Somewhat surprisingly, the two less heralded series have been by far the two that I have enjoyed the most, with Action Comics and Batman and Robin flattering to deceive despite superb art and overall presentation. Weirdly though, the lack of cohesion between the two titles has actually made them more satisfying reads. The comic reading populace is clearly burnt out by Universe wide crossovers and tie ins, to the extent that even the suggestion that two titles are interlinked would see me eyeing them with a degree of suspicion. I suspect that the days of sprawling, epic crossovers are nearing an end, particularly after Marvel's latest effort, in the shape of Fear Itself was met with a collective sigh by even the most zealous Marvel Zombies. There are problems with the two - the changes made by Morrison to the Superman mythos seem awkward and Batman and Robin's pacing has been sluggish, but at least both feel like complete stories.Animal Man is apparently linked to Swamp Thing, but as someone not familiar with the latter I can honestly say that I didn't realise that the two were interconnected. Take note Marvel - this is how you tie issues together, with subtly and tact rather than brash, and rather empty proclamations. Both Animal Man and I, Vampire work superbly as exercises in how to tell self contained stories, despite the fact that both will clearly be linked with other series somewhere down the line.
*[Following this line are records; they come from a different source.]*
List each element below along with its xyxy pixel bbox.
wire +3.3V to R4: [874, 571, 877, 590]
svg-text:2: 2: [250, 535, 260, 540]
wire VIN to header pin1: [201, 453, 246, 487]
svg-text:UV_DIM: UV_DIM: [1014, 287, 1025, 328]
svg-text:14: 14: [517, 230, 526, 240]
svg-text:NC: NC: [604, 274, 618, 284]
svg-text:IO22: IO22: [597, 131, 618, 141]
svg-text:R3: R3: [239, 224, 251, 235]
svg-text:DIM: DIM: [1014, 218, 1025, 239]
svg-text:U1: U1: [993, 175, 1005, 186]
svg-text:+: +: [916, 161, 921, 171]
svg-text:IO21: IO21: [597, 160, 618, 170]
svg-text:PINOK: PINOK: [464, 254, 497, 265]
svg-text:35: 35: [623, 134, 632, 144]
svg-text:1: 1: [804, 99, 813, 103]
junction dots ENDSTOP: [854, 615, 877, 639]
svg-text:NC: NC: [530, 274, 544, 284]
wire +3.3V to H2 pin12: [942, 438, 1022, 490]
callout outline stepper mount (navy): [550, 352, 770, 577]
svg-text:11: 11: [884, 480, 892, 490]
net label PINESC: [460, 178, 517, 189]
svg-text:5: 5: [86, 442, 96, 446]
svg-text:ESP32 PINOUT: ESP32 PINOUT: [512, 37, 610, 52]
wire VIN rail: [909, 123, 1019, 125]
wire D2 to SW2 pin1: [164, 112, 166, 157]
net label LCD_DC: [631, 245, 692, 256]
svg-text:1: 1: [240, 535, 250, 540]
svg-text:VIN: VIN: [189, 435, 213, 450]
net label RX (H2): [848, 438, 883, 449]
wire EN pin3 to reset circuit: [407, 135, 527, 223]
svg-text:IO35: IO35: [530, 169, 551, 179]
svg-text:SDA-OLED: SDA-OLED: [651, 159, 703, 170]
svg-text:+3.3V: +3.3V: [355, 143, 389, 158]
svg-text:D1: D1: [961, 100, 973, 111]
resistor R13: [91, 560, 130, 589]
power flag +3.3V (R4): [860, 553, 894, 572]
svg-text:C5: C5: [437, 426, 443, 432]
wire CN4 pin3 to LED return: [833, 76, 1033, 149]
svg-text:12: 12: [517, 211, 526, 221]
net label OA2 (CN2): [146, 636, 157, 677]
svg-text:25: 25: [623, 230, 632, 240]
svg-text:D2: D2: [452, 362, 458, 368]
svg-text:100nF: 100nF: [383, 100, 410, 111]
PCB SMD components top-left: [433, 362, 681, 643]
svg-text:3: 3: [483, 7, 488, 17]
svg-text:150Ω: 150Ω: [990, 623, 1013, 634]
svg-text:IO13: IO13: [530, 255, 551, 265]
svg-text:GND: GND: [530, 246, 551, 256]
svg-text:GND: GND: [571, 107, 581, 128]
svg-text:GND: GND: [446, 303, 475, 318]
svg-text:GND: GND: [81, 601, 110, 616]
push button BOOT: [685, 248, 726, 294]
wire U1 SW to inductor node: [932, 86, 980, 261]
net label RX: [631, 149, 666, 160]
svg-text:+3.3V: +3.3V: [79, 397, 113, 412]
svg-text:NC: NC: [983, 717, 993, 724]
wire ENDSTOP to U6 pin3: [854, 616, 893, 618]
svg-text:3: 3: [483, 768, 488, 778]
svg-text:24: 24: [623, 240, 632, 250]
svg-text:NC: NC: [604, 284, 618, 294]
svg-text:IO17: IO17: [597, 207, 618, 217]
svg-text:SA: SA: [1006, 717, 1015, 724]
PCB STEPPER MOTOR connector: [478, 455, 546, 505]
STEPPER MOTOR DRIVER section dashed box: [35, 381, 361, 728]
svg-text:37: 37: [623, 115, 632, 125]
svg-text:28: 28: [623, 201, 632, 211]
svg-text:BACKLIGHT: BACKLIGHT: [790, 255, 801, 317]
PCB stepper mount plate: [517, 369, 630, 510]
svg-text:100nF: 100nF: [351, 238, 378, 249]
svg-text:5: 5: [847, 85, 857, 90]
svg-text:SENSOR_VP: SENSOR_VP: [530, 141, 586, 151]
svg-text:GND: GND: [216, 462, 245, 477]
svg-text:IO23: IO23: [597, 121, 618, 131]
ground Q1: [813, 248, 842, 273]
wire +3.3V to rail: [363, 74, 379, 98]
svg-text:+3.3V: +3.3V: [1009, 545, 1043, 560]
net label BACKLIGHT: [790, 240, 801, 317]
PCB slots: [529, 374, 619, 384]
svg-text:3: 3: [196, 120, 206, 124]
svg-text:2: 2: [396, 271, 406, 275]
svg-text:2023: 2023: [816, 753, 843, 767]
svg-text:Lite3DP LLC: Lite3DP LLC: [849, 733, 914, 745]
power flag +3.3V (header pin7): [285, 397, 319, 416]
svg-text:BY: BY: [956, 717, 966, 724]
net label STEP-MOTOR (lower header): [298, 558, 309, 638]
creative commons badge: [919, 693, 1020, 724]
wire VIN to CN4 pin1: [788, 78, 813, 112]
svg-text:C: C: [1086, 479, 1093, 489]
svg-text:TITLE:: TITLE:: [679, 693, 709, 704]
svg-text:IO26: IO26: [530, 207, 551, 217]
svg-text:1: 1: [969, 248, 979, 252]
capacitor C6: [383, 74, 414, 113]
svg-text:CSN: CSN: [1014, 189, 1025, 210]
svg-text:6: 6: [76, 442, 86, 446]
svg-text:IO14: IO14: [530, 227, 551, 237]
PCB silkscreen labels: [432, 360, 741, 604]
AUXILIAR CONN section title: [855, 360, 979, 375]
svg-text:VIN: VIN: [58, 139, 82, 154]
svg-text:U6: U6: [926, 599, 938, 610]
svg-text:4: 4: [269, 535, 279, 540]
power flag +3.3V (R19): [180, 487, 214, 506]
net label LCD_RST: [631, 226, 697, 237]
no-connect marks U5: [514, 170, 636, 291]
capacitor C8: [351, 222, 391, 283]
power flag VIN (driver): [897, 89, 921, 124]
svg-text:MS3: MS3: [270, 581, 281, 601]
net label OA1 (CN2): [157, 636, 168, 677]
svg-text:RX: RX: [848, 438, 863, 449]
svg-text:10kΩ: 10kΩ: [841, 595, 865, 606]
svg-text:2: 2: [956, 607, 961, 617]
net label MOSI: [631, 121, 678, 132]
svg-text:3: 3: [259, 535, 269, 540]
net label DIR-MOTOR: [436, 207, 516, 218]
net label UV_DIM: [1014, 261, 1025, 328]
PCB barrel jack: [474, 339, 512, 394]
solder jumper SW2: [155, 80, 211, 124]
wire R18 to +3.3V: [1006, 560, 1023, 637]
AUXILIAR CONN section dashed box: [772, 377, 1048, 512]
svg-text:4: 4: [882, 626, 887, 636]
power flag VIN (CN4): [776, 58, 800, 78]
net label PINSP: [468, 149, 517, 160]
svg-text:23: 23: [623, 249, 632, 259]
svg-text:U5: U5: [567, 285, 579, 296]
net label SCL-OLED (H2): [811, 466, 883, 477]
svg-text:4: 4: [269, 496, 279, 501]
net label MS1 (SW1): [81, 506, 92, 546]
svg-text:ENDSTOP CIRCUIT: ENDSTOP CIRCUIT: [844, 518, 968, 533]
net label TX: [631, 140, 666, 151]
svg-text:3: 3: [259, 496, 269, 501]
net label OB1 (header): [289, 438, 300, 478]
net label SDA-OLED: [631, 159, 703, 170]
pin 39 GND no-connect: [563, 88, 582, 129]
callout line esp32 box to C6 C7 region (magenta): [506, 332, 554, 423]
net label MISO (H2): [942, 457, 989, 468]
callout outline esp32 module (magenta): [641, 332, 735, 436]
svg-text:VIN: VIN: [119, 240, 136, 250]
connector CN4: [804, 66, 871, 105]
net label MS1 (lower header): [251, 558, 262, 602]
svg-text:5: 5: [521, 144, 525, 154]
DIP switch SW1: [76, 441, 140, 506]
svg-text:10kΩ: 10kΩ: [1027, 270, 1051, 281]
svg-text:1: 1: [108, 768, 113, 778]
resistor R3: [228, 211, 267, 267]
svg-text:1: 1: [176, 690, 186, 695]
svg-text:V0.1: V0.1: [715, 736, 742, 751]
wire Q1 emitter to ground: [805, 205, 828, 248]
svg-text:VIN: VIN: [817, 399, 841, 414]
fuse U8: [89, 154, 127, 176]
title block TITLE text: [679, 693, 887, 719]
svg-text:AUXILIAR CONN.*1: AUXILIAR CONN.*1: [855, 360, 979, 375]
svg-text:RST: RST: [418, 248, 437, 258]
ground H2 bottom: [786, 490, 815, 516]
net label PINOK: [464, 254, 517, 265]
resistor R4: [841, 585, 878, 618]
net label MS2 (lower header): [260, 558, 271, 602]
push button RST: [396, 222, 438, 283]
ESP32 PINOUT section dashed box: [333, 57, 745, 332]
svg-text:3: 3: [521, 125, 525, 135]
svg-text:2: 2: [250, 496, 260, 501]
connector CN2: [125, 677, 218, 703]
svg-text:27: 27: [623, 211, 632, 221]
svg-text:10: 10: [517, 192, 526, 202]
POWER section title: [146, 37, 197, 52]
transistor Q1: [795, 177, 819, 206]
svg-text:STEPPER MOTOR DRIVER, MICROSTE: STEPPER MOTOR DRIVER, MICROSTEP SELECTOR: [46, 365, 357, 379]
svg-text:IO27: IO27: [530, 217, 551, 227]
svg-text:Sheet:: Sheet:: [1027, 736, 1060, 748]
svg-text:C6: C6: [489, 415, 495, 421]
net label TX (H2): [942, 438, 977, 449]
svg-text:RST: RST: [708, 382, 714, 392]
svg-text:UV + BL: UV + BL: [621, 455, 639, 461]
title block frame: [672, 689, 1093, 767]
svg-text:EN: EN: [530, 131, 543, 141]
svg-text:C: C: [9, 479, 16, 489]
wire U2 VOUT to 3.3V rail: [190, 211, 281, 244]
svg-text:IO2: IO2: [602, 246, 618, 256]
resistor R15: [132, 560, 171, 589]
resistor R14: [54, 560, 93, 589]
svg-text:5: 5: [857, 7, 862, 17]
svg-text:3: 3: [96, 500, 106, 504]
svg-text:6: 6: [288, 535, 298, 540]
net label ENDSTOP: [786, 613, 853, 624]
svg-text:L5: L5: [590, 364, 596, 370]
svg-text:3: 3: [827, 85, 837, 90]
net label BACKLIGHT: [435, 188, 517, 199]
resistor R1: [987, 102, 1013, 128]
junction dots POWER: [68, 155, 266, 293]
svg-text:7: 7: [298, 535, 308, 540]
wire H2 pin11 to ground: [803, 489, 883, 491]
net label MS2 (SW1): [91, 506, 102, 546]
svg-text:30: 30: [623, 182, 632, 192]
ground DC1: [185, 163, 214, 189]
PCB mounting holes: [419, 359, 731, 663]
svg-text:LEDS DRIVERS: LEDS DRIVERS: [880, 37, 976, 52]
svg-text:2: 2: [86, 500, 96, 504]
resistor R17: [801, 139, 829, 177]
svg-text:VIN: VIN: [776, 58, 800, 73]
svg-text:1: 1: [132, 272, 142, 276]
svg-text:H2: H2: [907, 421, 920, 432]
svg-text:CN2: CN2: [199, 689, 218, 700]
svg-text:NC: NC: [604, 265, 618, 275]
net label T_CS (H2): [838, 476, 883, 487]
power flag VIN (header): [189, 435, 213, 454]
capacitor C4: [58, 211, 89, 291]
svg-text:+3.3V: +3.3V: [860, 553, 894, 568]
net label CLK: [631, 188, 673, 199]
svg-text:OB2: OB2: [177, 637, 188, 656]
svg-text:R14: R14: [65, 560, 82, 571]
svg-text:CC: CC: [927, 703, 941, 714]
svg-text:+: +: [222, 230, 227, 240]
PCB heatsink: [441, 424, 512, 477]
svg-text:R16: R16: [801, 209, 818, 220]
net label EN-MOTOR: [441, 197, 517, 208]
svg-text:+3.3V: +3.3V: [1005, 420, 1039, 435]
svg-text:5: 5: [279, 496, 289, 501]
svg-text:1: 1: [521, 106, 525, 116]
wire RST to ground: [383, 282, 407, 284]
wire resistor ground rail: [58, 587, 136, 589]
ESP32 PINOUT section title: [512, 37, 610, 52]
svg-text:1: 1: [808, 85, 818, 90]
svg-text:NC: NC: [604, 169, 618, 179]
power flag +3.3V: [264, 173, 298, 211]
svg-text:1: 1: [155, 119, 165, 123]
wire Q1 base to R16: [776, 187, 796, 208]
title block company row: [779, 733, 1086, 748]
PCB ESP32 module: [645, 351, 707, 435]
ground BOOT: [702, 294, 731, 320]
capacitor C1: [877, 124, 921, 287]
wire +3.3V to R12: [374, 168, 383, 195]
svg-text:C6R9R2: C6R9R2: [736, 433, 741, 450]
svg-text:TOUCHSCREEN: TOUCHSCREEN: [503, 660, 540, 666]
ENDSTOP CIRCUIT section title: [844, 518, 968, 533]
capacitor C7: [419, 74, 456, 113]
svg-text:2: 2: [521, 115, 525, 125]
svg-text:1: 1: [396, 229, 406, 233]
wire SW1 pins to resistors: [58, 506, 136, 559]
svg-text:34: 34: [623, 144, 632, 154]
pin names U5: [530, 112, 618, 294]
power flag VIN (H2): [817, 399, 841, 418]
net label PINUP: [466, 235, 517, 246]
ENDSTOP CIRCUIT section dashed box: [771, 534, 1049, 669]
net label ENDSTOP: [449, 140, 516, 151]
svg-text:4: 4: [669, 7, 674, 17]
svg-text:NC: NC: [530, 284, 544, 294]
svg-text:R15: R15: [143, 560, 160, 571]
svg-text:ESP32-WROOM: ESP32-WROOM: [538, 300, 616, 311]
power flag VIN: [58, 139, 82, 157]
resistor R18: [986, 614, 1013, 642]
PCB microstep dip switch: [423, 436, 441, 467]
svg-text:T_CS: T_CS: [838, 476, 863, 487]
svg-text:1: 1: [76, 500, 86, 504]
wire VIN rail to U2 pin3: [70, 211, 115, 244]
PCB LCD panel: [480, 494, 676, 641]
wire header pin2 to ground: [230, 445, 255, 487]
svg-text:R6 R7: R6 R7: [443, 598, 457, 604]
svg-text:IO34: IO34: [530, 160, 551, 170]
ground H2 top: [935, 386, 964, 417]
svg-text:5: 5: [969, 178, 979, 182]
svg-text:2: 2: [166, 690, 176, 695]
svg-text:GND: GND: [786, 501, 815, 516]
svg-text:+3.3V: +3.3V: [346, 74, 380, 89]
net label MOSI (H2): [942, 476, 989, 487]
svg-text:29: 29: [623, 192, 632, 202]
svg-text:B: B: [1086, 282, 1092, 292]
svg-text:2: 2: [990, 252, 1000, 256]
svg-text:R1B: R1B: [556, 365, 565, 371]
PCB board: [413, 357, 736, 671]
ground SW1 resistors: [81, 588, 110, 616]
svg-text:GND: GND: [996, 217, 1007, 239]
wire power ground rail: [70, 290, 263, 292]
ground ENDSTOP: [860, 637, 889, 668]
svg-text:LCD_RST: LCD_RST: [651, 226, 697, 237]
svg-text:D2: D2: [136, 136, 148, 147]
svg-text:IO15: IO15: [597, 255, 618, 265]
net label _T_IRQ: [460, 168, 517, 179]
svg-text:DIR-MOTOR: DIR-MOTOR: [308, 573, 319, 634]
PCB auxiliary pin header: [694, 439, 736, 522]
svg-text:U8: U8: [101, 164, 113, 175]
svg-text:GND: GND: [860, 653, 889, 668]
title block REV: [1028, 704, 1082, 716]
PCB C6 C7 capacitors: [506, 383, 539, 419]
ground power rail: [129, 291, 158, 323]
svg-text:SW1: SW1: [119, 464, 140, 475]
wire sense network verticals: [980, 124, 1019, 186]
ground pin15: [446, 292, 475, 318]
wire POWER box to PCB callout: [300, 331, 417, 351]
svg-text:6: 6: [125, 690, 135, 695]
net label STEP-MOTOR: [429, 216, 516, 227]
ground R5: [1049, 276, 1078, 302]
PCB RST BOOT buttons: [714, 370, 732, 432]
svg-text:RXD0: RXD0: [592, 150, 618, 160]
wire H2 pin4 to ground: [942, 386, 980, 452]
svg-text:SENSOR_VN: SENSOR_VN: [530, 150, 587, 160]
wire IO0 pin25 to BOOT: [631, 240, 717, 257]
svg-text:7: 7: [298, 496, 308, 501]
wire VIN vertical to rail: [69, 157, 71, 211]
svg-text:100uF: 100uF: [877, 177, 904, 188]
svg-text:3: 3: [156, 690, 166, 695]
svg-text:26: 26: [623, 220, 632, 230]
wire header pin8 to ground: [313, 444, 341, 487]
That is not to say that it is all good news however. It is telling that more successful of the four books that I have sampled are the ones that are least bogged down in the continuity of the D.C Universe. It is difficult to reconcile the renegade Superman of Action Comics with the caped crusader that we are all familiar with, and Morrison's version of him seems slightly off. The supporting cast are generally portrayed well, but Superman himself seems to have been altered for the sake of it. The concept of Batman training his son is a solid one, but the reader is provided with little context, or background for their relationship. Not a problem for a hardened D.C reader, but for a novice such as myself it has been difficult to involve myself in their relationship.

The bottom line seems to be that when freed from continuity, D.C's reboot has been excellent. However, it is a little to difficult to reconcile this new universes versions of their more iconic heroes. I have never been a stickler for continuity, but I like to recognise the characters that I am reading, or at least be gradually introduced to their worlds. I don't want D.C to hold my hand, but I for one think that the new 52 could do with being a little more reader friendly. I can just about handle it, but with new comic book readers increasingly thin on the ground, more needs to be done to get comic novices involved in their more celebrated characters.